Thursday, December 09, 2004

Quantum Geometry

Mathematics is not the rigid and rigidity-producing schema that the layman thinks it is; rather, in it we find ourselves at that meeting point of constraint and freedom that is the very essence of human nature.
- Hermann Weyl

I know I said I would post the discussion between Susskind and Smolin again for refreshing but I wanted to post the issue of Quantum Geometry first and then move there.

My area of research is superstring theory, a theory that purports to give us a quantum theory of gravity as well as a unified theory of all forces and all matter. As such, superstring theory has the potential to realize Einstein's long sought dream of a single, all encompassing, theory of the universe. One of the strangest features of superstring theory is that it requires the universe to have more than three spatial dimensions. Much of my research has focused on the physical implications and mathematical properties of these extra dimensions --- studies that collectively go under the heading "quantum geometry".

Quantum geometry differs in substantial ways from the classical geometry underlying general relativity. For instance, topology change (the ``tearing" of space) is a sensible feature of quantum geometry even though, from a classical perspective, it involves singularities. As another example, two different classical spacetime geometries can give rise to identical physical implications, again at odds with conclusions based on classical general relativity.

If one did not understand where this geometry will begin, then it does not make much sense for a person to consider the mathematics that will arise from this situation?

The Elegant Universe, by Brian Greene, pg 231 and Pg 232

"But now, almost a century after Einstein's tour-de-force, string theory gives us a quantum-mechanical discription of gravity that, by necessity, modifies general relativity when distances involved become as short as the Planck length. Since Reinmannian geometry is the mathetical core of genral relativity, this means that it too must be modified in order to reflect faithfully the new short distance physics of string theory. Whereas general relativity asserts that the curved properties of the universe are described by Reinmannian geometry, string theory asserts this is true only if we examine the fabric of the universe on large enough scales. On scales as small as planck length a new kind of geometry must emerge, one that aligns with the new physics of string theory. This new geometry is called, quantum geometry."

So I have shown I thnk the importance of the math involved and how it might address the quantum nature of the world in small things. We find, we can be quite comfortable in looking at the achievemets of Einstein, in leading us to a good perception about things on a cosmological scale. But moving back to the "quantum geometry," what are we describing here?

Quantum gravity is perhaps the most important open problem in fundamental physics. It is the problem of merging quantum mechanics and general relativity, the two great conceptual revolutions in the physics of the twentieth century. The loop and spinfoam approach, presented in this book, is one of the leading research programs in the field.

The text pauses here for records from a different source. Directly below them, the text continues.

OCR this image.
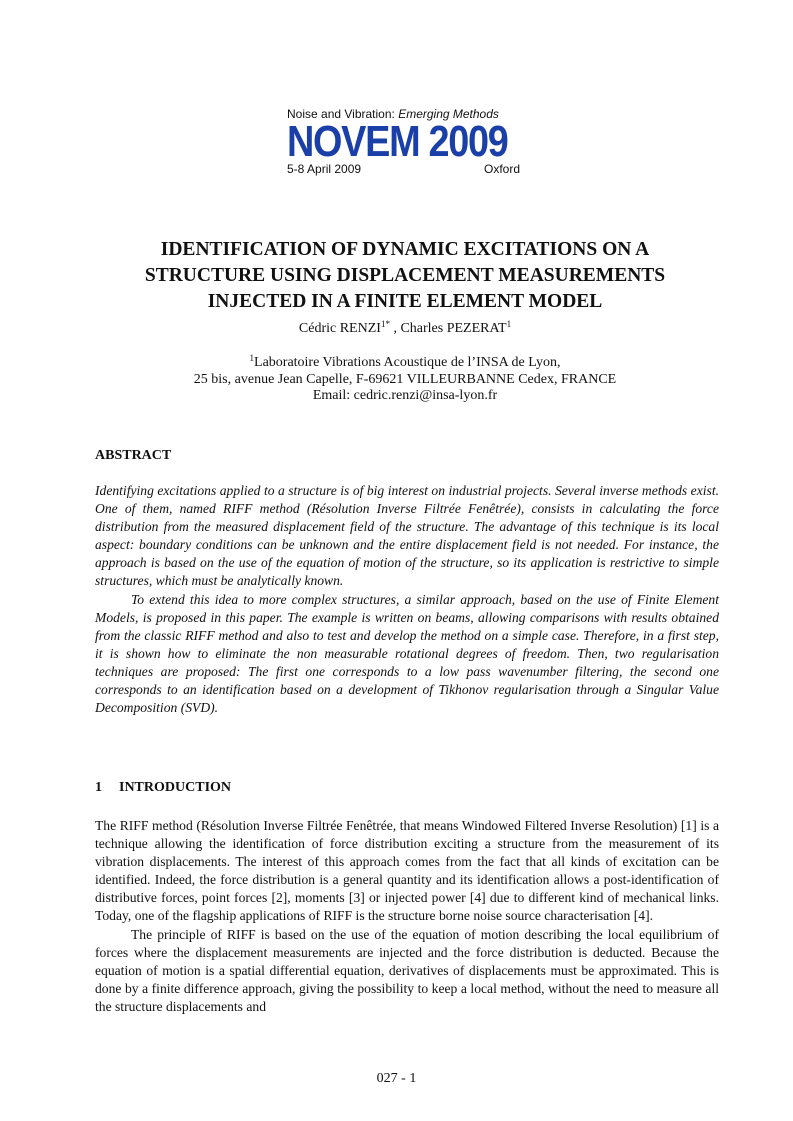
Noise and Vibration: Emerging Methods
NOVEM 2009
5-8 April 2009	Oxford
IDENTIFICATION OF DYNAMIC EXCITATIONS ON A
STRUCTURE USING DISPLACEMENT MEASUREMENTS
INJECTED IN A FINITE ELEMENT MODEL
Cédric $RENZI^{1*}$ , Charles PEZERAT$^1$
$^1$Laboratoire Vibrations Acoustique de l’INSA de Lyon,
25 bis, avenue Jean Capelle, F-69621 VILLEURBANNE Cedex, FRANCE
Email: cedric.renzi@insa-lyon.fr
ABSTRACT

Identifying excitations applied to a structure is of big interest on industrial projects. Several inverse methods exist. One of them, named RIFF method (Résolution Inverse Filtrée Fenêtrée), consists in calculating the force distribution from the measured displacement field of the structure. The advantage of this technique is its local aspect: boundary conditions can be unknown and the entire displacement field is not needed. For instance, the approach is based on the use of the equation of motion of the structure, so its application is restrictive to simple structures, which must be analytically known.

To extend this idea to more complex structures, a similar approach, based on the use of Finite Element Models, is proposed in this paper. The example is written on beams, allowing comparisons with results obtained from the classic RIFF method and also to test and develop the method on a simple case. Therefore, in a first step, it is shown how to eliminate the non measurable rotational degrees of freedom. Then, two regularisation techniques are proposed: The first one corresponds to a low pass wavenumber filtering, the second one corresponds to an identification based on a development of Tikhonov regularisation through a Singular Value Decomposition (SVD).

1 INTRODUCTION

The RIFF method (Résolution Inverse Filtrée Fenêtrée, that means Windowed Filtered Inverse Resolution) [1] is a technique allowing the identification of force distribution exciting a structure from the measurement of its vibration displacements. The interest of this approach comes from the fact that all kinds of excitation can be identified. Indeed, the force distribution is a general quantity and its identification allows a post-identification of distributive forces, point forces [2], moments [3] or injected power [4] due to different kind of mechanical links. Today, one of the flagship applications of RIFF is the structure borne noise source characterisation [4].

The principle of RIFF is based on the use of the equation of motion describing the local equilibrium of forces where the displacement measurements are injected and the force distribution is deducted. Because the equation of motion is a spatial differential equation, derivatives of displacements must be approximated. This is done by a finite difference approach, giving the possibility to keep a local method, without the need to measure all the structure displacements and

027 - 1
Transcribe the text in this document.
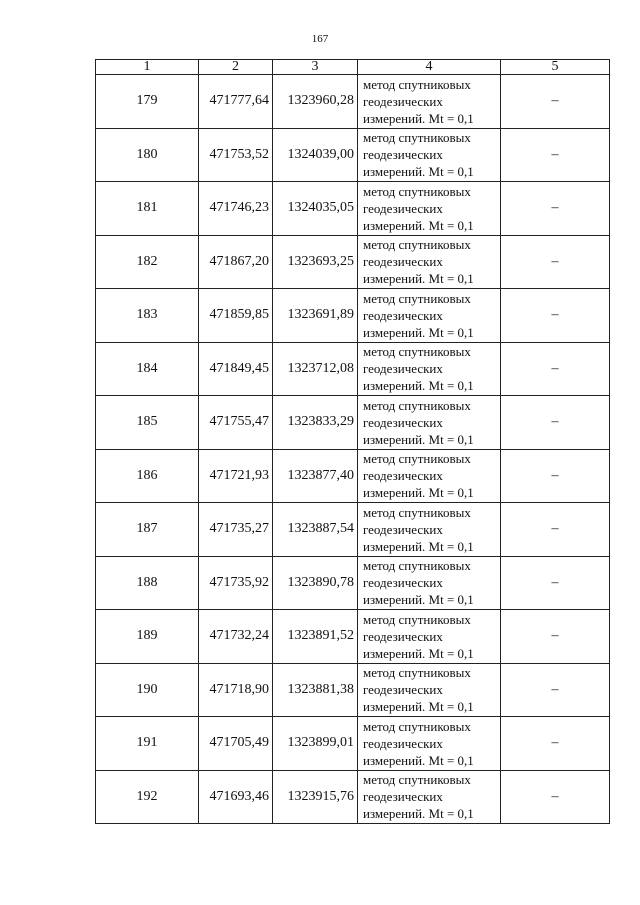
167
1	2	3	4	5
179	471777,64	1323960,28	метод спутниковых
геодезических
измерений. Mt = 0,1	–
180	471753,52	1324039,00	метод спутниковых
геодезических
измерений. Mt = 0,1	–
181	471746,23	1324035,05	метод спутниковых
геодезических
измерений. Mt = 0,1	–
182	471867,20	1323693,25	метод спутниковых
геодезических
измерений. Mt = 0,1	–
183	471859,85	1323691,89	метод спутниковых
геодезических
измерений. Mt = 0,1	–
184	471849,45	1323712,08	метод спутниковых
геодезических
измерений. Mt = 0,1	–
185	471755,47	1323833,29	метод спутниковых
геодезических
измерений. Mt = 0,1	–
186	471721,93	1323877,40	метод спутниковых
геодезических
измерений. Mt = 0,1	–
187	471735,27	1323887,54	метод спутниковых
геодезических
измерений. Mt = 0,1	–
188	471735,92	1323890,78	метод спутниковых
геодезических
измерений. Mt = 0,1	–
189	471732,24	1323891,52	метод спутниковых
геодезических
измерений. Mt = 0,1	–
190	471718,90	1323881,38	метод спутниковых
геодезических
измерений. Mt = 0,1	–
191	471705,49	1323899,01	метод спутниковых
геодезических
измерений. Mt = 0,1	–
192	471693,46	1323915,76	метод спутниковых
геодезических
измерений. Mt = 0,1	–
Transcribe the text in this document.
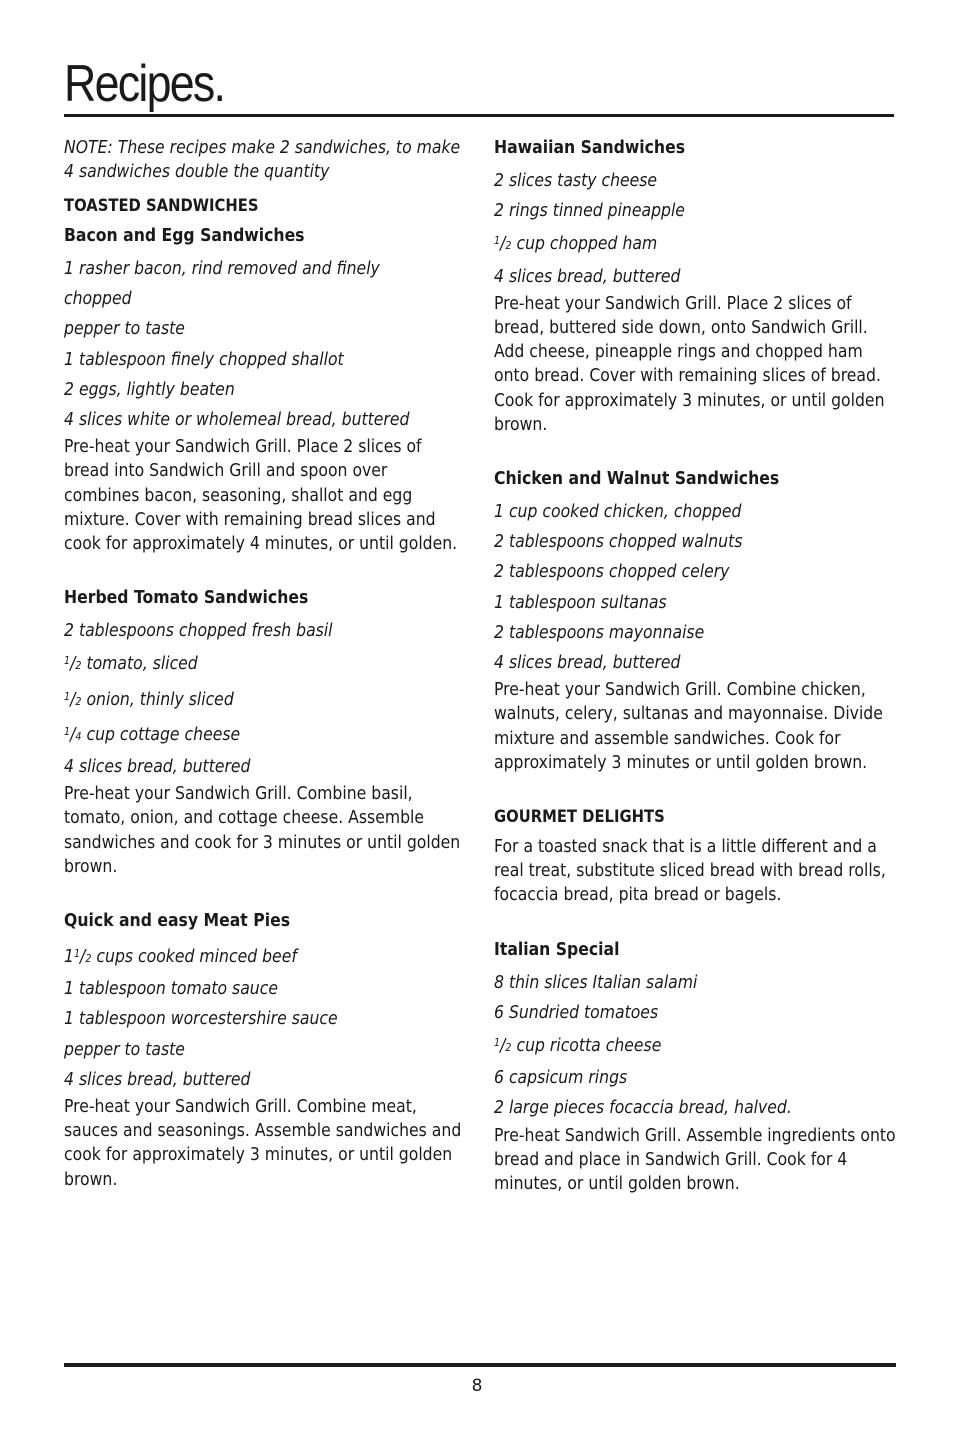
Recipes.

NOTE: These recipes make 2 sandwiches, to make 4 sandwiches double the quantity

TOASTED SANDWICHES

Bacon and Egg Sandwiches

1 rasher bacon, rind removed and finely

chopped

pepper to taste

1 tablespoon finely chopped shallot

2 eggs, lightly beaten

4 slices white or wholemeal bread, buttered

Pre-heat your Sandwich Grill. Place 2 slices of bread into Sandwich Grill and spoon over combines bacon, seasoning, shallot and egg mixture. Cover with remaining bread slices and cook for approximately 4 minutes, or until golden.

Herbed Tomato Sandwiches

2 tablespoons chopped fresh basil

$^1$/2 tomato, sliced

$^1$/2 onion, thinly sliced

$^1$/4 cup cottage cheese

4 slices bread, buttered

Pre-heat your Sandwich Grill. Combine basil, tomato, onion, and cottage cheese. Assemble sandwiches and cook for 3 minutes or until golden brown.

Quick and easy Meat Pies

$1^1/2$ cups cooked minced beef

1 tablespoon tomato sauce

1 tablespoon worcestershire sauce

pepper to taste

4 slices bread, buttered

Pre-heat your Sandwich Grill. Combine meat, sauces and seasonings. Assemble sandwiches and cook for approximately 3 minutes, or until golden brown.

Hawaiian Sandwiches

2 slices tasty cheese

2 rings tinned pineapple

$^1$/2 cup chopped ham

4 slices bread, buttered

Pre-heat your Sandwich Grill. Place 2 slices of bread, buttered side down, onto Sandwich Grill. Add cheese, pineapple rings and chopped ham onto bread. Cover with remaining slices of bread. Cook for approximately 3 minutes, or until golden brown.

Chicken and Walnut Sandwiches

1 cup cooked chicken, chopped

2 tablespoons chopped walnuts

2 tablespoons chopped celery

1 tablespoon sultanas

2 tablespoons mayonnaise

4 slices bread, buttered

Pre-heat your Sandwich Grill. Combine chicken, walnuts, celery, sultanas and mayonnaise. Divide mixture and assemble sandwiches. Cook for approximately 3 minutes or until golden brown.

GOURMET DELIGHTS

For a toasted snack that is a little different and a real treat, substitute sliced bread with bread rolls, focaccia bread, pita bread or bagels.

Italian Special

8 thin slices Italian salami

6 Sundried tomatoes

$^1$/2 cup ricotta cheese

6 capsicum rings

2 large pieces focaccia bread, halved.

Pre-heat Sandwich Grill. Assemble ingredients onto bread and place in Sandwich Grill. Cook for 4 minutes, or until golden brown.

8
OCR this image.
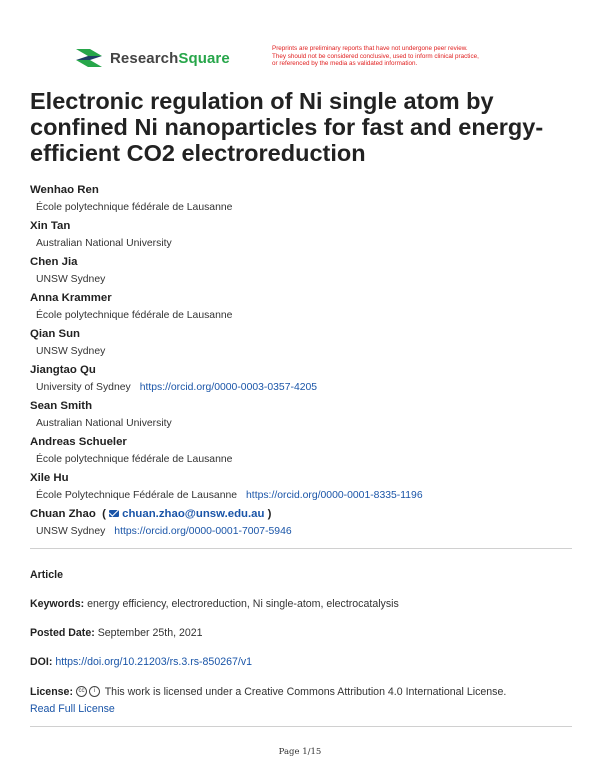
ResearchSquare
Preprints are preliminary reports that have not undergone peer review.
They should not be considered conclusive, used to inform clinical practice,
or referenced by the media as validated information.
Electronic regulation of Ni single atom by confined Ni nanoparticles for fast and energy-efficient CO2 electroreduction
Wenhao Ren
École polytechnique fédérale de Lausanne
Xin Tan
Australian National University
Chen Jia
UNSW Sydney
Anna Krammer
École polytechnique fédérale de Lausanne
Qian Sun
UNSW Sydney
Jiangtao Qu
University of Sydney https://orcid.org/0000-0003-0357-4205
Sean Smith
Australian National University
Andreas Schueler
École polytechnique fédérale de Lausanne
Xile Hu
École Polytechnique Fédérale de Lausanne https://orcid.org/0000-0001-8335-1196
Chuan Zhao  ( chuan.zhao@unsw.edu.au )
UNSW Sydney https://orcid.org/0000-0001-7007-5946
Article
Keywords: energy efficiency, electroreduction, Ni single-atom, electrocatalysis
Posted Date: September 25th, 2021
DOI: https://doi.org/10.21203/rs.3.rs-850267/v1
License: cc i This work is licensed under a Creative Commons Attribution 4.0 International License.
Read Full License
Page 1/15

The first part of the book discusses the reformulation of the basis of classical and quantum Hamiltonian physics required by general relativity. The second part covers the basic technical research directions. Appendices include a detailed history of the subject of quantum gravity, hard-to-find mathematical material, and a discussion of some philosophical issues raised by the subject. This fascinating text is ideal for graduate students entering the field, as well as researchers already working in quantum gravity. It will also appeal to philosophers and other scholars interested in the nature of space and time.

The same vigor with which string theory/M theory is attack for is fundamental points about the nature of the geometric world is no less important then what achivements and attempts are made by Rovelli. Each aspect of the societal influence theoretists and physics people engage in, is part and parcel of the individuals who are, hands on with the Elephant.